The time limit refers to amendments 36 and 37, which I will proceed to, but indeed we are not setting a time limit. It would depend on what had happened and the facts that were available. It would be investigated. I am not convinced that getting into a speculative hypothetical will help today’s discussion.

Amendments 36 and 37 seek to impose on the face of the Bill a time limit of five years as to who may bring a complaint to the OfS complaints scheme. As drafted, proposed paragraph 5(2)(a) of new schedule 6A in clause 7 sets out that the complaints scheme

“may include provision that…complaints…must be referred under the scheme within”

a specific time frame. That reflects similar provisions in the Higher Education Act 2004, enabling the Office for the Independent Adjudicator for Higher Education to set a time limit for its scheme. The OIA only considers complaints made within 12 months of the date that a higher education provider told the students of its final decision. That is considerably shorter than the five years in the suggested amendments. To refer back to the point made by the hon. Member for Warwick and Leamington, that needs to be decided by the director and in the guidance and regulations. We are not setting out a timeframe in the Bill. That would come in the detail.

May I clarify whether a time limit will be set out, if not in the Bill, in the guidance produced later?

To clarify, in the Bill there is no time limit, but our full expectation is that there will be one in accordance with precedent, such as that of the OIA. There will be a reasonable time limit, set in conjunction with the voices that have been heard, of the sector and of the hon. Member for Warwick and Leamington, who made his suggestion today. Accordingly, when the OfS sets out the details of the complaints scheme, it will be able to set an appropriate time limit. It is not necessary to set that out on the face of the Bill, as I have stated.

I hear what the Minister has said and I absolutely take her at her word.

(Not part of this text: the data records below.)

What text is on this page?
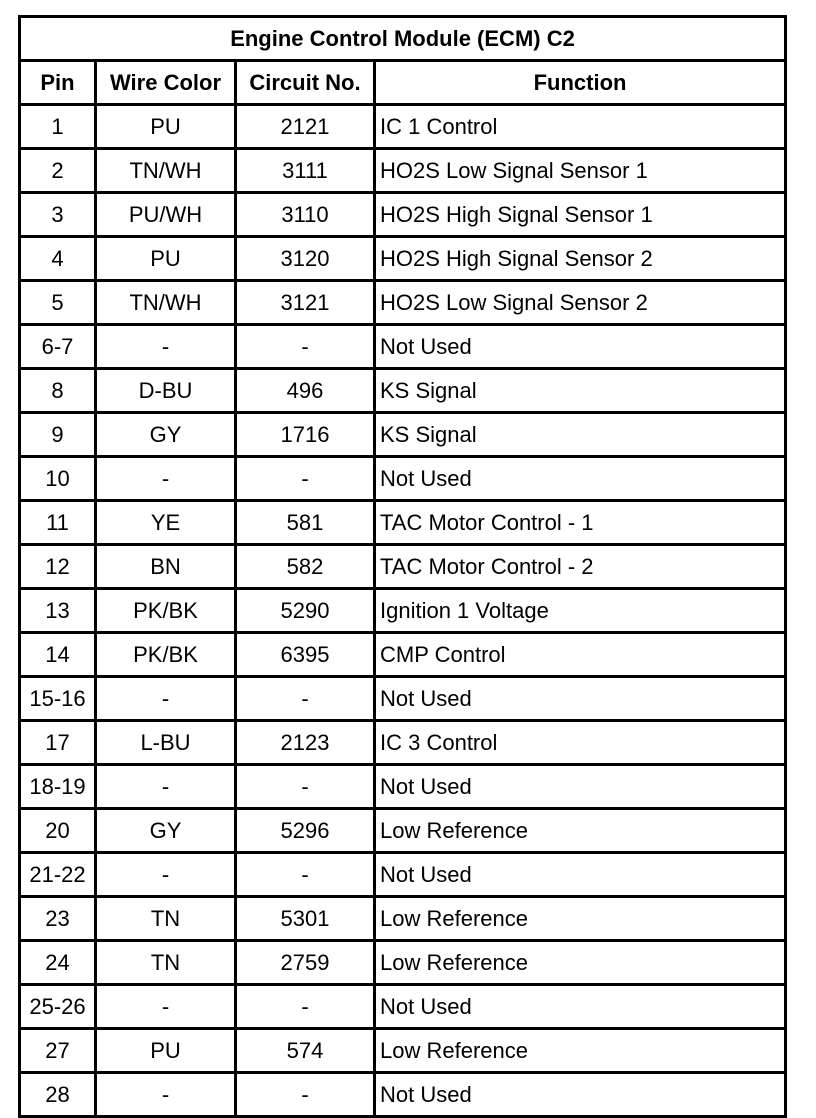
Engine Control Module (ECM) C2			
Pin	Wire Color	Circuit No.	Function
1	PU	2121	IC 1 Control
2	TN/WH	3111	HO2S Low Signal Sensor 1
3	PU/WH	3110	HO2S High Signal Sensor 1
4	PU	3120	HO2S High Signal Sensor 2
5	TN/WH	3121	HO2S Low Signal Sensor 2
6-7	-	-	Not Used
8	D-BU	496	KS Signal
9	GY	1716	KS Signal
10	-	-	Not Used
11	YE	581	TAC Motor Control - 1
12	BN	582	TAC Motor Control - 2
13	PK/BK	5290	Ignition 1 Voltage
14	PK/BK	6395	CMP Control
15-16	-	-	Not Used
17	L-BU	2123	IC 3 Control
18-19	-	-	Not Used
20	GY	5296	Low Reference
21-22	-	-	Not Used
23	TN	5301	Low Reference
24	TN	2759	Low Reference
25-26	-	-	Not Used
27	PU	574	Low Reference
28	-	-	Not Used
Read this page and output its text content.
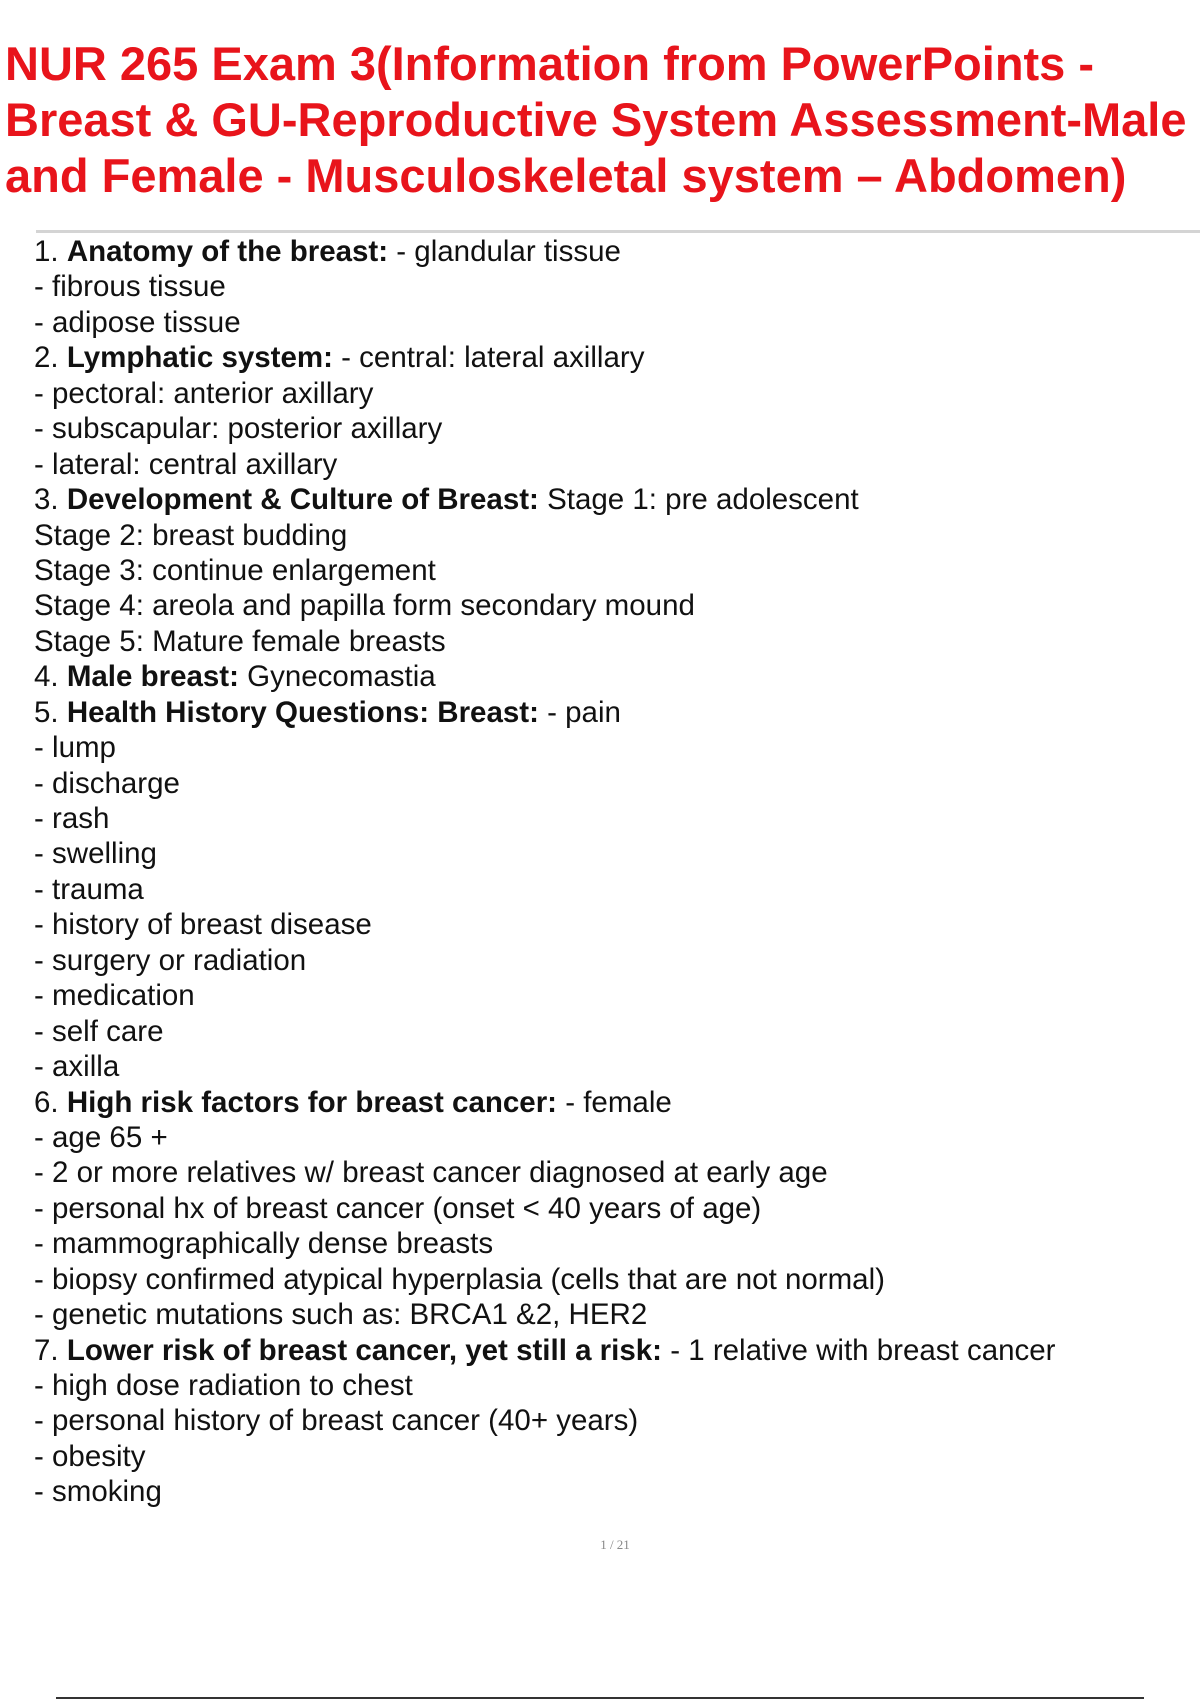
NUR 265 Exam 3(Information from PowerPoints -
Breast & GU-Reproductive System Assessment-Male
and Female - Musculoskeletal system – Abdomen)
1. Anatomy of the breast: - glandular tissue
- fibrous tissue
- adipose tissue
2. Lymphatic system: - central: lateral axillary
- pectoral: anterior axillary
- subscapular: posterior axillary
- lateral: central axillary
3. Development & Culture of Breast: Stage 1: pre adolescent
Stage 2: breast budding
Stage 3: continue enlargement
Stage 4: areola and papilla form secondary mound
Stage 5: Mature female breasts
4. Male breast: Gynecomastia
5. Health History Questions: Breast: - pain
- lump
- discharge
- rash
- swelling
- trauma
- history of breast disease
- surgery or radiation
- medication
- self care
- axilla
6. High risk factors for breast cancer: - female
- age 65 +
- 2 or more relatives w/ breast cancer diagnosed at early age
- personal hx of breast cancer (onset < 40 years of age)
- mammographically dense breasts
- biopsy confirmed atypical hyperplasia (cells that are not normal)
- genetic mutations such as: BRCA1 &2, HER2
7. Lower risk of breast cancer, yet still a risk: - 1 relative with breast cancer
- high dose radiation to chest
- personal history of breast cancer (40+ years)
- obesity
- smoking
1 / 21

I therefore very much look forward to seeing that specified in the guidance. So, there will be a time limit, otherwise there will be an almighty problem, not just for universities and student unions, but for the OfS. It could become a ridiculous situation. Given what has happened with claims in Northern Ireland and elsewhere, for example, as the Government have sought to introduce limits there, I imagine some consistency from them in applying a limit here. Will the Minister confirm whether she is considering amendment 35—likewise amendment 36—for inclusion in the Bill, rather than letting the matter be dealt with in guidance, otherwise we will press it to a vote?

Amendment 35 would seek to allow only current students, members and staff of a provider to make a complaint, which would rule out those who had been expelled or lost their job as a result of free speech so, absolutely, we will not consider it for inclusion.

I hear the Minister. I take on board her comments on amendment 37. The matter will be considered and the result issued in guidance. However, we will press amendments 35 and 36 to a vote.

Question put, That the amendment be made.

Amendments made: 10, in clause 7, page 8, line 21, after “provider” insert—

“or constituent institution (as the case may be)”.—(Michelle Donelan.)

See explanatory statement to Amendment 8.

Amendment 11, in clause 7, page 8, line 23, after “provider” insert—

“or constituent institution (as the case may be)”.—(Michelle Donelan.)

See explanatory statement to Amendment 8.

Ordered, That further consideration be now adjourned. —(Michael Tomlinson.)

Adjourned till Wednesday 22 September at twenty-five minutes past Nine o’clock.